微量栄養素、体内欠乏の際の摂取行動とは
私たちの生命の維持に欠くことのできない栄養素に「微量栄養素」がある。主要栄養素に比べ、一日あたりの摂取量は少なくて良いが、それでも毎日過不足なく摂取しなければ、生体機能にさまざまな悪影響を及ぼす。
しかも微量栄養素は人間の体内では合成することができない。そして微量栄養素は「味」がほとんどない。私たちが日頃「食欲」をかき立てられ「摂取行動」を起こすには「味そのものへの嗜好」か「食後効果(食後の体内で行われる生理活性や代謝)」が必要である。
しかし微量栄養素の場合、味もせず、それ単独では機能しないため「嗜好」や「食後効果」が生じにくい。

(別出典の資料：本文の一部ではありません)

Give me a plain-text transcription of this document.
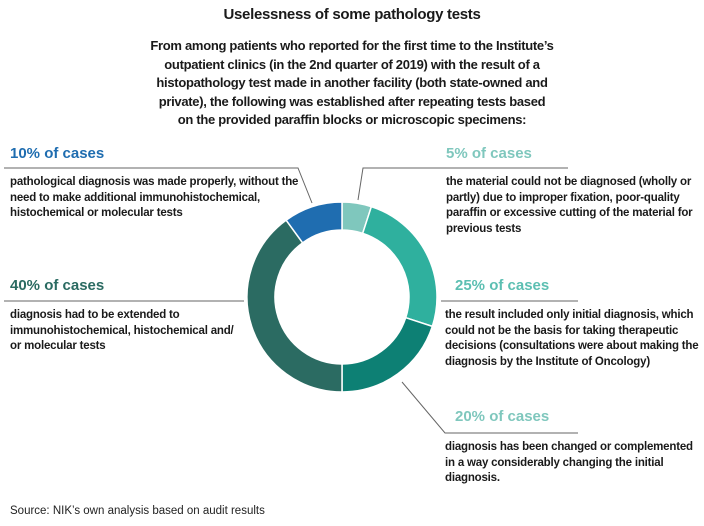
Uselessness of some pathology tests
From among patients who reported for the first time to the Institute’s outpatient clinics (in the 2nd quarter of 2019) with the result of a histopathology test made in another facility (both state-owned and private), the following was established after repeating tests based on the provided paraffin blocks or microscopic specimens:
10% of cases
pathological diagnosis was made properly, without the need to make additional immunohistochemical, histochemical or molecular tests
5% of cases
the material could not be diagnosed (wholly or partly) due to improper fixation, poor-quality paraffin or excessive cutting of the material for previous tests
40% of cases
diagnosis had to be extended to immunohistochemical, histochemical and/ or molecular tests
25% of cases
the result included only initial diagnosis, which could not be the basis for taking therapeutic decisions (consultations were about making the diagnosis by the Institute of Oncology)
20% of cases
diagnosis has been changed or complemented in a way considerably changing the initial diagnosis.
Source: NIK’s own analysis based on audit results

そのため、微量栄養素が体内で欠乏した時、一体どのように「摂取したい」という欲求と行動が引き起こされるのか、現在この点でわかっていない部分が多いという。
微量栄養素が足りない時、食塩に対する嗜好性を増加
一般的に微量栄養素が体内で欠乏した場合、多くの場合「塩味」を手がかりとして欠乏物質を検出し摂取することが多い、とされている。
例えばリジンや亜鉛が不足した動物(ヒト含む)は通常以上に塩味を求めるようになるが、これは塩味を手がかりにリジンや亜鉛を探していると考えられているという。
ナトリウム(塩味)が欠乏すると、普段は口にしないレベルのしょっぱいものを欲するようになることが複数の動物実験からも報告されている。
つまり「微量栄養素が足りない時は、食塩に対する嗜好性を増加させることで、食塩を積極的に摂取し、食塩と一緒に存在する微量栄養素も自ずと摂取できるように調整している」と考えられている。
しかし、この仮説はすべての微量栄養素に当てはまるのか?
はたして「微量栄養素の欠乏は塩味を手がかりに検出され、それが摂取行動の基盤になる」という仮説が、すべての微量栄養素の不足時にも成立するのか、今回の研究では「ビタミンCが欠乏した場合」で調べたという。